The challenge for each and every one of you is to take off the blinders, to avoid the sleeping pills of modern life that would say to you, 'You can't make a difference.' You have graduated now from college. You're on your way, and if you keep on the blinders, you can make this simply about the credentials that will lead to a good job, to a good house, to a car, to marriage, and eventually to a nice gravestone. But what it's really about is having been given the opportunity to make a difference in the world. You are now armed, prepared, and ready to offer this world your talent and energy, and a sense of vision for what is right.
You are ready to speak truth to power. In so many ways, you are the best of America, our educated elite. Millions will look for you to offer an example as you become leaders in the world of medicine, the business world, the art world. In so many ways, you are America's future.

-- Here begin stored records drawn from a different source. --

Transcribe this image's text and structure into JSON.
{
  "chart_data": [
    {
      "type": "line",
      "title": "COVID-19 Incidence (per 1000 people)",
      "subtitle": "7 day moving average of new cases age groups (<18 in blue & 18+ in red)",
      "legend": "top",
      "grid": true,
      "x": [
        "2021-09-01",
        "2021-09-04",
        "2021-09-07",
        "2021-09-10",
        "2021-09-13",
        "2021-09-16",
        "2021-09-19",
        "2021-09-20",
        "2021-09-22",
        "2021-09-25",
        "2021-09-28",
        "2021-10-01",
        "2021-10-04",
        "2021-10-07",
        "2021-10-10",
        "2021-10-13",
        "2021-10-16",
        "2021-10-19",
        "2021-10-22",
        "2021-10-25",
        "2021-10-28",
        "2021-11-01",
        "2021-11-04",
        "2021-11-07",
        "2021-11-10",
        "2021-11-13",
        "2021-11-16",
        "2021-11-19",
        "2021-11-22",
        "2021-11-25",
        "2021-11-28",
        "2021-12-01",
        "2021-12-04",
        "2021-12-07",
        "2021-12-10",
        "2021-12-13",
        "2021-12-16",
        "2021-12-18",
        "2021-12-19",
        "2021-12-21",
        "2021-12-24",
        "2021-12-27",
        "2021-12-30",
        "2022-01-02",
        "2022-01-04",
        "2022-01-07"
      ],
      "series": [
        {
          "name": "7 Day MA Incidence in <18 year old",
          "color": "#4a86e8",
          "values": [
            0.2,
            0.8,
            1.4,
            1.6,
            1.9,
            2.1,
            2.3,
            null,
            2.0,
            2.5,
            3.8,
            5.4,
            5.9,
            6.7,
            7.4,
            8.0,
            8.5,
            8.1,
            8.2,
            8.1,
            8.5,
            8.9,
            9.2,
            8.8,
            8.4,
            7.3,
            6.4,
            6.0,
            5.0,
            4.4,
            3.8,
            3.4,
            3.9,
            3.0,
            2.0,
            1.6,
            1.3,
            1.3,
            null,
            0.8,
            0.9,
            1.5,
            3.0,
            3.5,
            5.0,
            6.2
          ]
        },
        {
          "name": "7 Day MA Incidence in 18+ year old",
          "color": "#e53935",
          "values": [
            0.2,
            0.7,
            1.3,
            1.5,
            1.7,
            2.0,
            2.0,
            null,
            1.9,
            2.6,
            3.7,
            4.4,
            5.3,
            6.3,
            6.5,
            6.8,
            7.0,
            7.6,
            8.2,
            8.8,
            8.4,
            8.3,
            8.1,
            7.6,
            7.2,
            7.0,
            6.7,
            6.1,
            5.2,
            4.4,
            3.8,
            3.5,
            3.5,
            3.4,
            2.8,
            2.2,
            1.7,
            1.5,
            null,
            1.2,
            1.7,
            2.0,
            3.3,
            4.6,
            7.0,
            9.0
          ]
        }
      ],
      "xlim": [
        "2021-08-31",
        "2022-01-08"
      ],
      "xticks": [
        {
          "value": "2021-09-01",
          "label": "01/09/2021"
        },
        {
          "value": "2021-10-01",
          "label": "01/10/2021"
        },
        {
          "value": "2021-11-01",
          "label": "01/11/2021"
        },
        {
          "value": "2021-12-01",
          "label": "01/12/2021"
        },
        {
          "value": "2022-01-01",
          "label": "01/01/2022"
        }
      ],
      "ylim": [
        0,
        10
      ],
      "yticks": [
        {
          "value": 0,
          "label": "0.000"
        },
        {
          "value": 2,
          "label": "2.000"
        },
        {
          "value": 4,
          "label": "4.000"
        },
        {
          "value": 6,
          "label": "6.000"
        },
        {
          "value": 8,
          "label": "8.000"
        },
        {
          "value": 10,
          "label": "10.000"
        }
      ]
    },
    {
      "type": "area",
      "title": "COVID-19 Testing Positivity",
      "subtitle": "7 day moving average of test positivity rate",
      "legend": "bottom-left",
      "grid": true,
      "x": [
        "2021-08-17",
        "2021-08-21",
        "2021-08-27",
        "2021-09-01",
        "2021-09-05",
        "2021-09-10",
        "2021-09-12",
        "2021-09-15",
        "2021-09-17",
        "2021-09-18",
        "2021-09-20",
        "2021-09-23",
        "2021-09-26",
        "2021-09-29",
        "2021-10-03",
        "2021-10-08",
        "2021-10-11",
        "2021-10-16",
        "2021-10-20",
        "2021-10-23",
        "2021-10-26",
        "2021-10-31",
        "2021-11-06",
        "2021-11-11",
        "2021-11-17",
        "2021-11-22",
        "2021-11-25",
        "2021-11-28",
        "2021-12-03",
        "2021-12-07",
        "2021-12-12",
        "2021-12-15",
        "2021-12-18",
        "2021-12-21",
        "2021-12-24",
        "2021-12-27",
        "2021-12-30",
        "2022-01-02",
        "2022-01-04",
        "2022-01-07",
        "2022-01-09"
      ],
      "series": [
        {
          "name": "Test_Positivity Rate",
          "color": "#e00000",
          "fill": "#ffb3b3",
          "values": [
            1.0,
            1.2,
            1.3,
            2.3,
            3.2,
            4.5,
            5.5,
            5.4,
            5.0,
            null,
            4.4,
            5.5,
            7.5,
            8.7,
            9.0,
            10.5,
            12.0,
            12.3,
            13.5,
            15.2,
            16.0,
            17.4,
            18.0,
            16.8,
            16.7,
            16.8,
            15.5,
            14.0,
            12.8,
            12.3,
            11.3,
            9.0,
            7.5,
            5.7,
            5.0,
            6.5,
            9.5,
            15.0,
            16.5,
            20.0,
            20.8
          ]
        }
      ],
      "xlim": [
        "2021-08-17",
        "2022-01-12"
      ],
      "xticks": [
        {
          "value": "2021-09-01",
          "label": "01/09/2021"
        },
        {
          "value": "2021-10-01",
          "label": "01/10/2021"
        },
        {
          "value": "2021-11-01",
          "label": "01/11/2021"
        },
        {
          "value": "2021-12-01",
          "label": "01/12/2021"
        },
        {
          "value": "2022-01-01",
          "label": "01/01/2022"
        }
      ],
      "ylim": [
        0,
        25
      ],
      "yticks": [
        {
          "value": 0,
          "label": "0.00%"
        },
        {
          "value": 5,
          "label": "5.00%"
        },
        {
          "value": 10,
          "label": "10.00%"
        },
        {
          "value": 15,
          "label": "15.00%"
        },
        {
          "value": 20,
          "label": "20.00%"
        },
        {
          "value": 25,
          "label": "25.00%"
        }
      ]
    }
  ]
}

People sometimes say to me, Juan, why would you call a book about the Civil Rights movement Eyes on the Prize, and I tell them it comes from an old gospel song that goes:
Keep your eyes on the prize.
Hold on; hold on.
I know the one thing I did right
Was the day I started to fight.
Hold on.
And on this glorious day of Commencement, I ask each and every one of you to live up to the promise of your Messiah education, by keeping your eyes on the prize.
— excerpted from the 96th Commencement address given by Juan Williams, senior correspondent for National Public Radio and author of Eyes on the Prize, a book chronicling the American Civil Rights movement.